I named it, with the help of my family telling me this was not okay, I did not have to live like this. This thing I was feeling, the way I was going about life, it was depression. I was depressed. It was a chemical imbalance, a physical misfire. Just like the glasses I put on my face to correct my vision before I can drive safely, I needed a correction in the way I was perceiving life and coping with it. I did not have to live in a world that was cloudy and gray all the time. It was unacceptable to live with anxiety chasing you down.
I claimed it. This depression, it was mine. I had fought the battle before and it was time to fight it again. It is one thing to say “Some people struggle with depression, and it doesn’t make their faith less, and it doesn’t make them less.” and another to own it saying “I struggle with depression, and that doesn’t make me less of a christian, and it doesn’t make me less of a person.”
I believed it, the idea that God can help you in all different ways and sometimes medical intervention is the way He chooses to intervene, and that isn’t bad or less, it just is the way God works sometimes. I believed that being healed by a pill did not negate my belief in miraculous healing, I believed I was not believing in a lesser God if I tried medicine to make the anxiety go away.
I received it. I went to GNC and bought a bottle of herbal supplements for 18 dollars a bottle. I received the second bottle for half off. I forgot my supplements when I flew to New York for my Grandfather’s funeral and received the blessing of an over the counter solution for sale in every town in America.
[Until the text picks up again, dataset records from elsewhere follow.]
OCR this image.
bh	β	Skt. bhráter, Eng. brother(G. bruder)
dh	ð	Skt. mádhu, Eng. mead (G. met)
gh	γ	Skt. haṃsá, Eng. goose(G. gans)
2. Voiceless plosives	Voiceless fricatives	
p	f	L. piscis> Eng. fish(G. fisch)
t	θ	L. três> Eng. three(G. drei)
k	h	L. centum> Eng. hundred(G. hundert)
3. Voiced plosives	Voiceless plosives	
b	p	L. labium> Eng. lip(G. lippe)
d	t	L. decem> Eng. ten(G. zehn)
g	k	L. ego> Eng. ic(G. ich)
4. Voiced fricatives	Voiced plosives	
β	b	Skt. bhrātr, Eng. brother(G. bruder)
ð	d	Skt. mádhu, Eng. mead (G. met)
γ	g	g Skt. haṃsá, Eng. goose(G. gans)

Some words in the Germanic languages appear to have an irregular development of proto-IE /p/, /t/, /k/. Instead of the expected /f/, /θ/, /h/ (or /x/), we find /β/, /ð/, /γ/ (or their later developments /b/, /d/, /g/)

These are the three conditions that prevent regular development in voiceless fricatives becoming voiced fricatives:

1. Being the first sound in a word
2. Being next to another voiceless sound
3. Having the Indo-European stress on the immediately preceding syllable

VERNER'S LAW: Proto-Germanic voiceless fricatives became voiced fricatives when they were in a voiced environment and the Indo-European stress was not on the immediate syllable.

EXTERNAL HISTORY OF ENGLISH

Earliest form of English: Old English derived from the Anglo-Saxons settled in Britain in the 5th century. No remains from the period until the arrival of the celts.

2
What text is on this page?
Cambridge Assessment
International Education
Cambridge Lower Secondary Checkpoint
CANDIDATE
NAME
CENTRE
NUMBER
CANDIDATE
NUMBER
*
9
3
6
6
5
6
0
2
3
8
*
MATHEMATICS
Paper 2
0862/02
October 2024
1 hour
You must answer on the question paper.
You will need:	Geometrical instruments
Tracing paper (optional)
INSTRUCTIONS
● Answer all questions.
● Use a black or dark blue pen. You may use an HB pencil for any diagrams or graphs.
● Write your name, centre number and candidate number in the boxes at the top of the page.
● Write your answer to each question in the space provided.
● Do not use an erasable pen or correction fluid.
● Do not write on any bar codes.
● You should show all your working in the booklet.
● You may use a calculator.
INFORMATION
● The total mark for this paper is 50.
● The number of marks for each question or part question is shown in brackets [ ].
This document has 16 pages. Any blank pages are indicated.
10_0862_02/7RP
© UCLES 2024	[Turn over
I receive three tablets of St. John’s wart in the kitchen after work, the Peanut asking me if I am taking my gummies every day. I receive the support of my family, check ups from my sister, my mom, my husband occasional inquiries have I been taking my meds.
I named the depression, claimed it as my own, I believed in the healing and receive it every day after work. Hallelujah. To God be the glory.
*As with all my posts about depression, I am only writing about what works for me. It is a slippery little beast, but nothing to be ashamed of. Don’t just try what works for me, go talk to your doctor about how to help you.